Hard-to-find

It’s Just A Simple Metaphor

A week before my 16th birthday, with freshly-minted National Insurance card in my hand, I went into the local supermarket with my pal and left half an hour and one unexpected interview later – “Q. With what method should you lift a heavy box? A. “The mechanical method, of course.” –  with my first job. 4 hours on a Saturday morning and a further 3 on a Monday night would give me enough disposable income to buy a record and pay for a pint if I was lucky enough to be served, with enough left over to allow me to save a fiver for a rainy day. I can barely save a fiver nowadays, but back then the world was my oyster and the possibilities were endless.

That job paid for some of the best records in my collection. Once I’d discovered The Smiths, I’d buy a different 12″ each week until I’d caught up with their latest release. Likewise with New Order. The only other person I knew who liked The Smiths was Steven Cairney, so when he mentioned them in the same sentence as Echo & The Bunnymen and Lloyd Cole & The Commotions, those bands were next on my hitlist. A record collection that was thus far populated by the most generic of records – every evenly-numbered ‘Now‘ album for example, but only up until Now 8 (my gran bought me a Now album every Christmas and died after Now 8), a smattering of Adam & the Ants and Madness albums and a couple of Greatest Hits collections from Blondie and Queen – began to take shape, growing in direct corelation to the quiff on my head, previously cultivated in tribute to Love And Money’s James Grant but handily becoming more Morrissey-esque with each subsequent Smiths’ record.
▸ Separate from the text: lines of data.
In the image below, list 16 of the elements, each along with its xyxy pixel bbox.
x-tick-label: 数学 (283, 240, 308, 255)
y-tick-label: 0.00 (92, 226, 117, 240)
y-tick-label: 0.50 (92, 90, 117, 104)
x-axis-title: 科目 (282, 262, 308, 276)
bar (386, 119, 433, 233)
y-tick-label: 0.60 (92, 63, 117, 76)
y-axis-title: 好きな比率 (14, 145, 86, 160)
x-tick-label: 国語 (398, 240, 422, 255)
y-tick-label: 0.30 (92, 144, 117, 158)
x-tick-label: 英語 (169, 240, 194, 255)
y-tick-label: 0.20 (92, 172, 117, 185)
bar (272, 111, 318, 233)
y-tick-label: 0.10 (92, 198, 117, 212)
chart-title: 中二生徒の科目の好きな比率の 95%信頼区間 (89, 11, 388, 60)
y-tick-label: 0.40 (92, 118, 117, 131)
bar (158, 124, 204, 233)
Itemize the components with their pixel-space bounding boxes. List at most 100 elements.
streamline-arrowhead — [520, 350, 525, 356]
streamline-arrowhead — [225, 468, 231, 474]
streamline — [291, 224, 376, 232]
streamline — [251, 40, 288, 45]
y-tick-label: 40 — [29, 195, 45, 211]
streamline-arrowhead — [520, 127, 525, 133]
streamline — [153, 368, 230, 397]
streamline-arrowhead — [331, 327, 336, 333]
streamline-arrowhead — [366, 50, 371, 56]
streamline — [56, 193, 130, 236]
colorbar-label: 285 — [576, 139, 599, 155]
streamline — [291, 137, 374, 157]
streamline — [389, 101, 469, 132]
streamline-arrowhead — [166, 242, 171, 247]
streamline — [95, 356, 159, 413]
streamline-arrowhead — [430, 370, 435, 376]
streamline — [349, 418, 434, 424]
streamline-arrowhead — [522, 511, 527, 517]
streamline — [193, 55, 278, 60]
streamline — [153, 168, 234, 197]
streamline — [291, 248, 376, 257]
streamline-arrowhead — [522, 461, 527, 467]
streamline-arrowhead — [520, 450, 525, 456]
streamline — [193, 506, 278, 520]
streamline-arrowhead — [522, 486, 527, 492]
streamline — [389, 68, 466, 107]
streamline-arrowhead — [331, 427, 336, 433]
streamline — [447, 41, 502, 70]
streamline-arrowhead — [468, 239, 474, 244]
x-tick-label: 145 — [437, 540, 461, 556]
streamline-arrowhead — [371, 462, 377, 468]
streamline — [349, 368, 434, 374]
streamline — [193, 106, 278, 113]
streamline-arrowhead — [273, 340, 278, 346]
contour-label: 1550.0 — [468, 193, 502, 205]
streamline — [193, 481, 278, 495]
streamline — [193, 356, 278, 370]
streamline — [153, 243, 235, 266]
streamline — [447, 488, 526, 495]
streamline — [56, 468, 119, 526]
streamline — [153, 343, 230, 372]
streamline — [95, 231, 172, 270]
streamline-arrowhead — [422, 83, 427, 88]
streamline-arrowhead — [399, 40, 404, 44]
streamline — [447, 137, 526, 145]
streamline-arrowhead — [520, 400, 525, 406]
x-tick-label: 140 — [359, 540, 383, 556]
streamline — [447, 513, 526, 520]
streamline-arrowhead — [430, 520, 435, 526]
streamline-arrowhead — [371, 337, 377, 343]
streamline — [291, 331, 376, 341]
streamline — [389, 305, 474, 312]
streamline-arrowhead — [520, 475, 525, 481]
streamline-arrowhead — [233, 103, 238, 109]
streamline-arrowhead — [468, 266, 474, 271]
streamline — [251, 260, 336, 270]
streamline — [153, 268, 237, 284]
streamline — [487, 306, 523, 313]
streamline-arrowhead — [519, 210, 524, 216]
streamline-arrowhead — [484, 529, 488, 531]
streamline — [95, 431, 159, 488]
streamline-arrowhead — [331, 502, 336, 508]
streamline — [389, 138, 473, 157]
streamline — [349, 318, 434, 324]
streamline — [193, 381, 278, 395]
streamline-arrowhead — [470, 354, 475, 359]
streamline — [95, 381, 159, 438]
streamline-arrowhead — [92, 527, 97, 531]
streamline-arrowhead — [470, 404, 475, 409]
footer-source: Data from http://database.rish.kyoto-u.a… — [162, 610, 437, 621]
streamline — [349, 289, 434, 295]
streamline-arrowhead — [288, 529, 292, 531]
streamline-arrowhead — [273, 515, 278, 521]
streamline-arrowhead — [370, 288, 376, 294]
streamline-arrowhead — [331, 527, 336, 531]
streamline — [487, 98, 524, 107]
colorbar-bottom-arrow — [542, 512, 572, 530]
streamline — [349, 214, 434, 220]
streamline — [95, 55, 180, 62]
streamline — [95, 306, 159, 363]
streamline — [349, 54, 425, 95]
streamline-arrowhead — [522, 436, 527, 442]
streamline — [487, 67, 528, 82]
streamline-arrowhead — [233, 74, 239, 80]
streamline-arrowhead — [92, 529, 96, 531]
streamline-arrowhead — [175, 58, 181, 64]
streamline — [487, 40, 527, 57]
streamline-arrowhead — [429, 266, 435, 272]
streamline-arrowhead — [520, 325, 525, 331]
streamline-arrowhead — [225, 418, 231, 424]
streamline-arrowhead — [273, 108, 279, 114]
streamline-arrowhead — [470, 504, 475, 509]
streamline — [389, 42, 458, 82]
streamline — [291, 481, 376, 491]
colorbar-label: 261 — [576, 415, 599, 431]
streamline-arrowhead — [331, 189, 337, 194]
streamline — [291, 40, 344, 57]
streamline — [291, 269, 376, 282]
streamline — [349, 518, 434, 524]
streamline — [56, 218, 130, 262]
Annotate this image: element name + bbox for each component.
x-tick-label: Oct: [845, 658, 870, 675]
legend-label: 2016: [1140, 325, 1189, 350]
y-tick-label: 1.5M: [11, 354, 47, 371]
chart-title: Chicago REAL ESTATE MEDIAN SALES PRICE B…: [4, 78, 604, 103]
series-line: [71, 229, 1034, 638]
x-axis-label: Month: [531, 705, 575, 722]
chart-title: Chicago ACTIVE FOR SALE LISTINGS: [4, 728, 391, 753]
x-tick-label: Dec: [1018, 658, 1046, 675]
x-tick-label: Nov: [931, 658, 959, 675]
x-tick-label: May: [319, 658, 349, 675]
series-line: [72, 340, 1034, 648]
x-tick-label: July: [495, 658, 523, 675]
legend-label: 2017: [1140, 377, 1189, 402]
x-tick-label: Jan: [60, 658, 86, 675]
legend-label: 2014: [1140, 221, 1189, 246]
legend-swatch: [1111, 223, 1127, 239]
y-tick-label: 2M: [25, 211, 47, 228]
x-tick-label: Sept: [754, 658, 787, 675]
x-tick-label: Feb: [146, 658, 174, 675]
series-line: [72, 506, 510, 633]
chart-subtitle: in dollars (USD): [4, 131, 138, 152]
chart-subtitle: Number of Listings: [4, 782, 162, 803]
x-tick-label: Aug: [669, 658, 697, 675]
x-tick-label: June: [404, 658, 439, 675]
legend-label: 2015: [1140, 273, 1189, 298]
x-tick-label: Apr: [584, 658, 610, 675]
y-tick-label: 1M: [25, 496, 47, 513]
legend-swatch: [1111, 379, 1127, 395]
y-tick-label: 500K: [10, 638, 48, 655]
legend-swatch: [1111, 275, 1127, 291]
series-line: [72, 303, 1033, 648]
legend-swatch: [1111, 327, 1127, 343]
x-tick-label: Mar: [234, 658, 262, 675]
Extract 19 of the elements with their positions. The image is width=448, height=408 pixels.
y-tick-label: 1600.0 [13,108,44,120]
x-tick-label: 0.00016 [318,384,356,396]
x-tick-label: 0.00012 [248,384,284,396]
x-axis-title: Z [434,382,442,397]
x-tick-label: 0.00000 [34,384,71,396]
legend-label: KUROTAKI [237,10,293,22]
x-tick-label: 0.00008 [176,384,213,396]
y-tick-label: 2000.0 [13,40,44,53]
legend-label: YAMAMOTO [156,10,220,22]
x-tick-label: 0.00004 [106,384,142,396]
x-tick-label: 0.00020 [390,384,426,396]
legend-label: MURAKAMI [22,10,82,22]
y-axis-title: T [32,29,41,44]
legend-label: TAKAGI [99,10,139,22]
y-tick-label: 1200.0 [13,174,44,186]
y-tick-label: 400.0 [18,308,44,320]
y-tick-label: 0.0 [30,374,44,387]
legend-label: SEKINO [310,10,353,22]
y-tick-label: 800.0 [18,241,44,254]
To an extent mirroring what would become my current working environment as the token male teacher in a primary school, I worked as the only ‘man’ alongside a gaggle of slightly older girls, all friends who went to a different school from me. They were all at least a year above me. One or two had actually left school, and were students in Glasgow. When you’re 16, 18 year old girls seem incredibly exotic and so far out of reach. These girls weren’t actually that exotic – they were mostly from the Ayrshire backwaters (which, to some, makes them incredibly exotic) but they were definitely out of reach. All had boyfriends and chittered and chattered about them for every long hour of their shift. One or two of the boyfriends had cars and one, Tony, (I may have changed his name) had a motorbike. They always asked me about my hair, which I knew was a constant source of amusement for them. “Is it sticking up when you wake up in the morning?…….How d’you keep it up?” they’d ask in barely disguised metaphors. “With Brylcreem,” I’d reply obliviously. Giggle Giggle, gaggle gaggle, chitter, chatter, chitter, chatter, hee-hee-hee! For four hours every Saturday and three on a Monday after school.

On one shift, over the click-click-click of an old hand-held pricing gun, one of the girls got chatting to me about music. “D’you like Lloyd Cole?” she enquired. I’d only just bought Rattlesnakes on the back of Steven Cairney’s mentioning of them, so I talked a wee bit about it. In truth, I loved Rattlesnakes, I still do, but I wasn’t going in feet-first with that admission. “D’you like the song ‘Forest Fire’?” she asked. It was my favourite track on the album. “D’you know what Tony wrote to me? He left a note in my bag that said ‘We’re a forest fire, every time we get together.’ Isn’t that the most romantic thing you’ve ever heard?” It was just about the most adult thing I’d ever heard at that point in my life, that was for sure, and I can never hear Forest Fire without the flashback memory, me in my over-sized company work jacket, cuffs turned up out of necessity rather than in tribute to Don Johnson, she in her work-provided gingham dress and grown-up outlook on life. Flash bastard Tony, with his motorbike and his brilliant-looking desert boots and his collapsed-quiff fringe and his just-left-school boy about town swagger has forever killed it for me.

Lloyd Cole & The CommotionsForest Fire

It’s a great track though, and probably the first I heard where I realised a guitar solo didn’t have to mean a lightning-fast blur of fingers on the 24th fret of a jaggy-shaped hideous guitar. Johnny Marr didn’t go in for guitar solos at all and was the very antithesis of what a guitar hero was supposed to be. Will Sergeant peppered Echo & The Bunnymen’s finer moments with effect pedal-heavy shimmer, something I was unable to replicate on the cheap plank of wood I had the cheek to call a guitar. But on Forest Fire, Neil Clark’s slow-burning twang fits the mood perfectly, closing side 1 of the album with a brilliant repetitive refrain. It’s a guitar solo you can sing. It’s even a guitar solo I can play. It was, for many a year, the only solo I ever needed. Even if it’s been ruined by Tony forever.